As observações do lodo do tanque de sedimentação revelam duas causas principais de infestação por vermes vermelhos:
- Fatores exógenos: A grave poluição orgânica da água leva à eutrofização e ao crescimento excessivo de algas, criando condições favoráveis para a proliferação do verme vermelho. Um grande número de larvas pode entrar no sistema de tratamento de água com o influxo.
- Fatores endógenos: as larvas hibernam e se reproduzem dentro da infraestrutura, levando ao crescimento geracional contínuo a uma taxa exponencial.

II. Medidas de controle do verme vermelho
1. Métodos Físicos (Medidas Auxiliares)
- Controle de pulverização: a instalação de dispositivos de pulverização sobre tanques de sedimentação interrompe a postura-de ovos ao molhar as asas dos adultos, impedindo o voo e o acasalamento.

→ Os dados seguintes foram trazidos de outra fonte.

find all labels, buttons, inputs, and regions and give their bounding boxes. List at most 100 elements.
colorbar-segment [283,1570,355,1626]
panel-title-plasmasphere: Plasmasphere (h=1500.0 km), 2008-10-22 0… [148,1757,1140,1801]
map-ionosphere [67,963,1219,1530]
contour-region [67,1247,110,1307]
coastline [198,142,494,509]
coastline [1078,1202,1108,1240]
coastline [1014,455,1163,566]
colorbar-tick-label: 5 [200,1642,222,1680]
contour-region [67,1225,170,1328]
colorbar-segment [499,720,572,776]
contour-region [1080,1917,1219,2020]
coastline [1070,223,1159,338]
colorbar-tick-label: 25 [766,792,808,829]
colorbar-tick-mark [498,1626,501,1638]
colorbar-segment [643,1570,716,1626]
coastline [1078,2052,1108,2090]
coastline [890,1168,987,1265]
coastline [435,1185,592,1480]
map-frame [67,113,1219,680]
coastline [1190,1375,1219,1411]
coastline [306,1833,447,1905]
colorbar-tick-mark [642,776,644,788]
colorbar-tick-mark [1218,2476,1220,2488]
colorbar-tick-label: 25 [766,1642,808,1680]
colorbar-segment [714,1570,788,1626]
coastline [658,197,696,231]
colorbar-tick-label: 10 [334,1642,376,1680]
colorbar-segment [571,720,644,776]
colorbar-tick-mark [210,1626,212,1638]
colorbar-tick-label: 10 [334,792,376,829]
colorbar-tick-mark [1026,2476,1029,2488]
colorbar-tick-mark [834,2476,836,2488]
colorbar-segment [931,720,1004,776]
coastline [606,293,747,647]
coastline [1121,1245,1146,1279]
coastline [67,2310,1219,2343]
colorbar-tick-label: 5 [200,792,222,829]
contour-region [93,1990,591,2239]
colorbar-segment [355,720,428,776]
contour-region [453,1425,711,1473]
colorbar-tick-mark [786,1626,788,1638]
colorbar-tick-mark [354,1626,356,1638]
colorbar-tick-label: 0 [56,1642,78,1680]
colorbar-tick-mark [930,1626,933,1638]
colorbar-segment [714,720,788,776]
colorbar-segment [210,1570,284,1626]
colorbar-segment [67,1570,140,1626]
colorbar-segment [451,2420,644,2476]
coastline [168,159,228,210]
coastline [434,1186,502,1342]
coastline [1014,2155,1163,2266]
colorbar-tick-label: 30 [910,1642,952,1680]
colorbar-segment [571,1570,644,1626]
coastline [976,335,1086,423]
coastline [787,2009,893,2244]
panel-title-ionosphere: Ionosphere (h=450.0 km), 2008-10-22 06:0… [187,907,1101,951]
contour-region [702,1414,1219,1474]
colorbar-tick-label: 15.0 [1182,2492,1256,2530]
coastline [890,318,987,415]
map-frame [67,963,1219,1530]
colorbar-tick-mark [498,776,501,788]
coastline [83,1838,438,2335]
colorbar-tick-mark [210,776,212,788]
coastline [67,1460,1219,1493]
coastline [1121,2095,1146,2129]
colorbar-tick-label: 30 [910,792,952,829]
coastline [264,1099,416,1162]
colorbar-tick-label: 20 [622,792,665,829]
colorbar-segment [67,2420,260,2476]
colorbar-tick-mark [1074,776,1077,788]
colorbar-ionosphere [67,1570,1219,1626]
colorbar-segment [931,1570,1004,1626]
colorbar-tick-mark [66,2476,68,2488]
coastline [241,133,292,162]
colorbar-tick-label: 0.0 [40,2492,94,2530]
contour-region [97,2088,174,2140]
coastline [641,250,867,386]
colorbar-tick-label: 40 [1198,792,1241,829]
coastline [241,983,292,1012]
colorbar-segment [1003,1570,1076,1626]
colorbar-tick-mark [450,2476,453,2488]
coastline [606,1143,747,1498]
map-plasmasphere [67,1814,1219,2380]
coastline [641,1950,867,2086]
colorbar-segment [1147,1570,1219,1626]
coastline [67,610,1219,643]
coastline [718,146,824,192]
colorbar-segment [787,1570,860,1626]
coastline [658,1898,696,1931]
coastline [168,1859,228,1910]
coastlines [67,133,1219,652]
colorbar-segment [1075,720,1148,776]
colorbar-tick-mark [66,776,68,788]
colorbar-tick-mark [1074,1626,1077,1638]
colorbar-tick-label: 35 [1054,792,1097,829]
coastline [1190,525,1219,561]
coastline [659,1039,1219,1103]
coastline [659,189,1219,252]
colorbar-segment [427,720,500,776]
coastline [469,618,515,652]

- Irradiação UV: danifica o DNA e as proteínas das larvas, oferecendo uma solução simples e-econômica. No entanto, a eficácia diminui com maior turbidez.
2. Tratamento Químico (Agentes Larvicidas)
Desinfetantes comuns-cloro líquido, dióxido de cloro, peróxido de hidrogênio, ozônio, hipoclorito de sódio, permanganato de potássio e água de cal-podem eliminar rapidamente as larvas em dosagens suficientes. Entre estes, o dióxido de cloro é particularmente eficaz devido à sua forte acção larvicida, requisitos simples de equipamento e ausência de subprodutos nocivos da desinfecção (por exemplo, trihalometanos).
Nota prática: A imersão de tanques de sedimentação em cloro líquido (maior ou igual a 24 horas) pode suprimir surtos a longo-prazo, mas interrompe a operação normal da planta. Assim, este método é recomendado apenas durante infestações graves.